• 905
    uzun süredir kulüp personel maaşlarını düzenli ödemiyorlardı. sonucunda çalışma bakanlığı müffettişleri teftişinde kulübe yüklü bir ceza yazılmış. durumu toparlamak adına emekçi kardeşlerimizin birikmiş maaşları ödendiği gibi konuyu kapatmak adına 2 maaş ikramiye verilmiş.

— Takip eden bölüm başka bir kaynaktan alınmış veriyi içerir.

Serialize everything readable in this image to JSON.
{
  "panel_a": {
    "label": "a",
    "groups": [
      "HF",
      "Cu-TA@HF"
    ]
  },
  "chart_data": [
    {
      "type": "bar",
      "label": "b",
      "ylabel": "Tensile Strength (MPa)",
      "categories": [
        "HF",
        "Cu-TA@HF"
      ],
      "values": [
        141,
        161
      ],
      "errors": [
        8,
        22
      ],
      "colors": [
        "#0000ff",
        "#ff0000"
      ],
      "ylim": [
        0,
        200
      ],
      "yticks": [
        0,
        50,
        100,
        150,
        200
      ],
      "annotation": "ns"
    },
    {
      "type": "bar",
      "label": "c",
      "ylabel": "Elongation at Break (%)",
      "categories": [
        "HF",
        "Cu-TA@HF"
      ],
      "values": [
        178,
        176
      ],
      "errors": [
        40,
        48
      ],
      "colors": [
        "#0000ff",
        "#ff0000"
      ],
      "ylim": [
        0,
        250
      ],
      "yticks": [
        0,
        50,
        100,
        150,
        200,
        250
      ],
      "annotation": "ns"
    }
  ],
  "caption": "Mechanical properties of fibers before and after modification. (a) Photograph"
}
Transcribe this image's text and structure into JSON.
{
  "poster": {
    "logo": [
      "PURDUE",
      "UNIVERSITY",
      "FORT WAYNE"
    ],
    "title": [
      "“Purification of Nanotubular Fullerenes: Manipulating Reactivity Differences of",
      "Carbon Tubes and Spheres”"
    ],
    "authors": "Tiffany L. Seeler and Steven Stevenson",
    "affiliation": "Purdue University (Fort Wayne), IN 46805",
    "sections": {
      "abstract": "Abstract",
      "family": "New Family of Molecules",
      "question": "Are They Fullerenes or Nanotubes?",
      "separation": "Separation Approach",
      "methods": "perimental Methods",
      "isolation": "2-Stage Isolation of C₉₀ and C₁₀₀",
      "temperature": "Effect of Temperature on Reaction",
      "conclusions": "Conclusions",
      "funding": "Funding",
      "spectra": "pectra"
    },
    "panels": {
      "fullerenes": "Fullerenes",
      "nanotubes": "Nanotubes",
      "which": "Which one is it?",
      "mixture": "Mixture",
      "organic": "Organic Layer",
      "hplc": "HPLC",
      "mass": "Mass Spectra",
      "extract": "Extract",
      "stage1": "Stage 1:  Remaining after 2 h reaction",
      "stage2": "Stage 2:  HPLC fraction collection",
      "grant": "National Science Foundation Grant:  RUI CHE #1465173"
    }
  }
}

    bu yönetimde kulüpte her gün yeni bir grosskreutz faciası var sözün özü.
  • 908
    işbu entry'in yazıldığı tarihte hala istifa etmemiş ve edecek gibi de gözükmeyen galatasaray spor klübü'nü yöneten grup, kemirgen, istilacı vs.
    kendileriyle ilgili birkaç düşüncemi ve kafama takılanları yazacağım;
    hafızamı zoruluyorum, yönetime geldiklerinden beri galatasaray spor klübünün tarihine, büyüklüğüne, itibarına yakışan bir yönetim sergilememekle birlikte aksine, galatasaray spor klübüne - bilerek yada bilmeyerek - zarar vermek için her fırsatı değerlendirmiştir. hatta bu konuda inanılmaz bir performans sergilemişlerdir. yaptıkları büyük hataları sıralayacak kadar sabrım yok, ama küçük hatalarıyla ilgili bir kaç örnek verebilirim. bunlar da galatasaray'a zarar vermek için nasıl her fırsatı değerlendirklerini anlamak için yardımcı olur.
    mesela sniejder'in gönderilmesi:
    tamam teknik direktörün onunla çalışmak istemeyebilir. gelecek sezonda onu takımda görmek istemeyebilir. neden galatasaray klübünün faydaları doğrultusunda göndermediniz? bu gün sneijder dediğimiz adamın avrupada 4-5 milyon euro asya ve ortadoğuda 7-10 milyon euro bonservis bedeli var. rakamları gayet iyimser tuttum. onu geçtim, daha oyuncu resmi olarak ayrılmadan, adını hatırlamadığım bir hazırlık maçında neden belhanda'ya 10 numarayı verdiniz? taraftarın negatif enerjisini yüklü miktarda para ile transfer ettiğiniz belhanda'ya çektiniz? neden sniejder'in sizi adamlığı ile ezmesine izin verdiniz?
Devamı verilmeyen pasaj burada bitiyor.